Using trait-based assessments to develop and implement on-the-ground climate adaptation projects for species

Dr Nikhil Advani1

1World Wildlife Fund, Washington, United States

World Wildlife Fund is working with partners around the world to better understand how a changing climate is impacting wildlife and developing and implementing appropriate solutions. Changes in climate and extreme weather events have already begun to affect biodiversity across the globe. In addition to direct impacts on wildlife, climate change exacerbates other threats like habitat destruction, poaching, and overexploitation. Conservationists need to understand these problems and develop solutions to protect wildlife in a rapidly changing environment.

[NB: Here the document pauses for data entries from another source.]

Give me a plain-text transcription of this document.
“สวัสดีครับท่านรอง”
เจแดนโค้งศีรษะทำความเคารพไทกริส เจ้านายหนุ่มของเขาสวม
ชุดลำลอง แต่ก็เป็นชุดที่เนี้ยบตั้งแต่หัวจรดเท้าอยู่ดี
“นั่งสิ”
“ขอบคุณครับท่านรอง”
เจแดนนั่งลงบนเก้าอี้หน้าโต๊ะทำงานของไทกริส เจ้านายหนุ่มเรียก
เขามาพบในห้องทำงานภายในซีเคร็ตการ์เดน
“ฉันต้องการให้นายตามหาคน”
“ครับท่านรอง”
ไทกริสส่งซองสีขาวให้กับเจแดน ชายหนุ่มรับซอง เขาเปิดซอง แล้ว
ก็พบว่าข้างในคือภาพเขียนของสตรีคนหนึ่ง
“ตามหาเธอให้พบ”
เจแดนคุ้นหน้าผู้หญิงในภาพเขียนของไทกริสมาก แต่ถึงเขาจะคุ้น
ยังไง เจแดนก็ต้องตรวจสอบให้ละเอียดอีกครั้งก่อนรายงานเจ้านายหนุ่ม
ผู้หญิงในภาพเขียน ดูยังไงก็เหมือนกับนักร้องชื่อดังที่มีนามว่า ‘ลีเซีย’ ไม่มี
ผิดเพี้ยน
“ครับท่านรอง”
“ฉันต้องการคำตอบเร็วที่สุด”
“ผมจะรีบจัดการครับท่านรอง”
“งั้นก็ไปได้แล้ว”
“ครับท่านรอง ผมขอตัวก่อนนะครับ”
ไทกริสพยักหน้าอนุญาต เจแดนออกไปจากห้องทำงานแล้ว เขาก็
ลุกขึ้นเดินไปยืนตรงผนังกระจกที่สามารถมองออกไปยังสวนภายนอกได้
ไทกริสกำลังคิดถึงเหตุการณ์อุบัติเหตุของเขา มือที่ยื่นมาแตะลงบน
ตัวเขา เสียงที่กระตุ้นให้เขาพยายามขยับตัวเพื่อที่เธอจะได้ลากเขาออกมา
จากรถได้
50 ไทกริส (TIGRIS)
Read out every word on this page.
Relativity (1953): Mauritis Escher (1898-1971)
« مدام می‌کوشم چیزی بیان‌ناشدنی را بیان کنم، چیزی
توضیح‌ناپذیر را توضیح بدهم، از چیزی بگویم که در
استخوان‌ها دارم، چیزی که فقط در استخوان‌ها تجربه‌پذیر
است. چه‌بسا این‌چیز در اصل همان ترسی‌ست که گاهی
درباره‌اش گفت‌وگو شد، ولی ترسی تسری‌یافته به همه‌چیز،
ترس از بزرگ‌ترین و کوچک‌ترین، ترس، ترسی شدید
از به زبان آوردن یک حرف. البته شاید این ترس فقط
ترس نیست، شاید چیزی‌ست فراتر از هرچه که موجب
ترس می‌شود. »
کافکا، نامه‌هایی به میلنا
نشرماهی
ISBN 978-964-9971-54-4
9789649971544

This talk will explore how we are assessing WWF priority species to determine traits that make them resilient or vulnerable to changes in climate. For each species, we assess their sensitivity and exposure to change, their capacity to adapt, and any other relevant threats. The findings of these assessments are then used to develop climate-adaptive management recommendations.

The talk will also explore projects we are piloting in the field, based on our research findings. This will include projects from our recently launched Wildlife Adaptation Innovation Fund.


Dr. Nikhil Advani leads WWF’s work on climate, communities and wildlife. This includes researching how wildlife and rural communities are being affected by changes in weather and climate, and developing and implementing solutions to help them adapt. Nikhil’s recent projects include an initiative to crowdsource this data (WWF Climate Crowd), a Wildlife and Climate assessment series, creation of a Wildlife Adaptation Innovation Fund, and he serves as an activity lead on the IUCN SSC Climate Change Specialist Group.

Nikhil was born and brought up in Kenya, and went on to pursue his bachelor’s degree and Ph.D. at The University of Texas at Austin. His thesis focused on gaining a better mechanistic understanding of species response to climate change, using the Glanville Fritillary butterfly as a model species. He then worked for the Nature Conservancy in Texas, prior to joining WWF in 2013.